Because we will be moving on a few months, we actually decided to start preparing now. In that preparation we began by looking at the countless archive boxes of stuff like utility bills, bank statements, apartment-related paperwork, etc. Every piece of paper involved in these things has name, address and often other more potentially dangerous information like social security or bank account numbers. This should make it obvious why I went out and bought a new paper shredder.

What's less obvious is that while shredding documents, and I mean thousands of pages, some papers only have my personal info on the first page of say 10. In that case, why waste time, energy and my shredder? I tear those up, rather than shred them.

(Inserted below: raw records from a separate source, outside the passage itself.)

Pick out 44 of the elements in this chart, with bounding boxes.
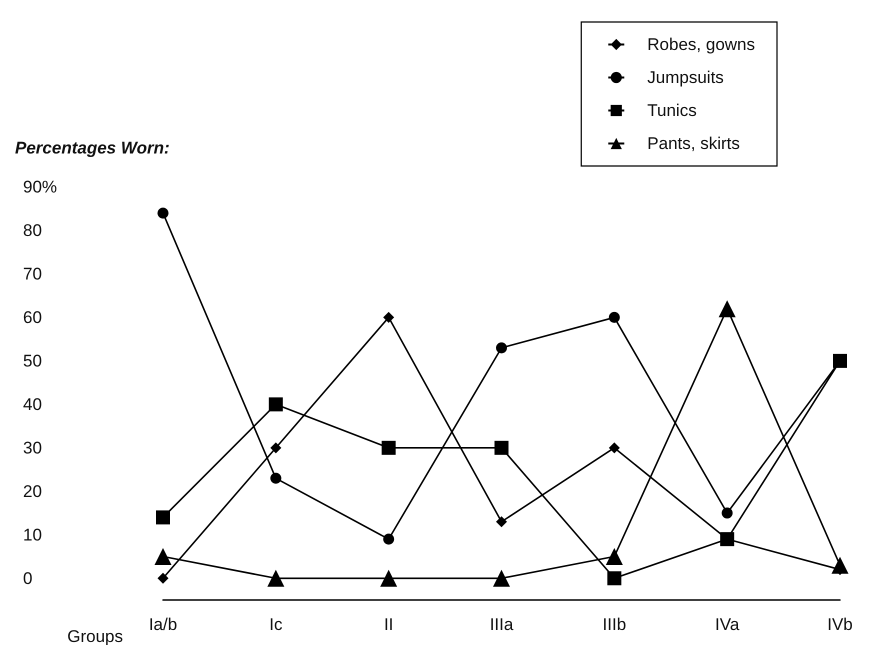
point [608, 442, 620, 454]
y-tick-label: 80 [23, 220, 42, 240]
point [380, 570, 398, 587]
legend-label: Jumpsuits [647, 68, 724, 87]
point [270, 442, 282, 454]
y-tick-label: 30 [23, 438, 42, 458]
point [493, 570, 510, 587]
y-tick-label: 70 [23, 264, 42, 284]
point [718, 300, 736, 318]
legend-label: Robes, gowns [647, 35, 756, 54]
point [383, 534, 394, 545]
point [156, 510, 170, 524]
point [607, 571, 622, 586]
point [494, 440, 508, 455]
point [268, 397, 283, 412]
y-tick-label: 20 [23, 482, 42, 501]
point [608, 312, 620, 323]
x-tick-label: IVa [715, 615, 740, 634]
x-tick-label: Ia/b [148, 615, 178, 634]
point [383, 312, 394, 323]
point [270, 472, 282, 484]
point [722, 508, 733, 519]
y-tick-label: 90% [23, 178, 58, 196]
legend-label: Tunics [647, 101, 697, 120]
point [496, 516, 507, 528]
x-tick-label: IVb [827, 615, 853, 634]
x-tick-label: II [384, 615, 394, 634]
x-tick-label: IIIb [602, 615, 626, 634]
point [382, 440, 396, 455]
point [158, 208, 168, 219]
point [267, 570, 284, 587]
point [158, 572, 168, 584]
point [606, 548, 623, 566]
legend-label: Pants, skirts [647, 134, 740, 153]
y-tick-label: 50 [23, 351, 42, 370]
y-tick-label: 60 [23, 308, 42, 327]
y-axis-title: Percentages Worn: [15, 138, 170, 158]
x-tick-label: IIIa [490, 615, 514, 634]
y-tick-label: 10 [23, 525, 42, 544]
point [154, 548, 172, 566]
x-tick-label: Ic [269, 615, 283, 634]
y-tick-label: 40 [23, 394, 42, 414]
y-tick-label: 0 [23, 568, 32, 588]
point [496, 342, 507, 354]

Sometimes, there are other peoples' names on these pages. It made me think of things like those "share this" links where you can put a friend's email address and send them the page URL. Can you trust these? I don't know, but I do know that every time I have changed my email because of spam, it takes only a week or two before I begin getting spam again.

The bottom line here is simple: think before you give your address out to a web service and think too before you give someone else's address, you may be compromising their email without knowing it. If you want to share a URL, copy it and email it to your friend, don't use the web link to do it.

For your own safety, it's wise to use remailing services such as sneakemail.com or trashmail.net when subscribing to lists, services or whatever. Although you figure "hey, gmail (or hotmail or yahoo) is free, I'll just get another account" you will be better served by keeping even the free accounts private and using remailers for services you aren't sure of.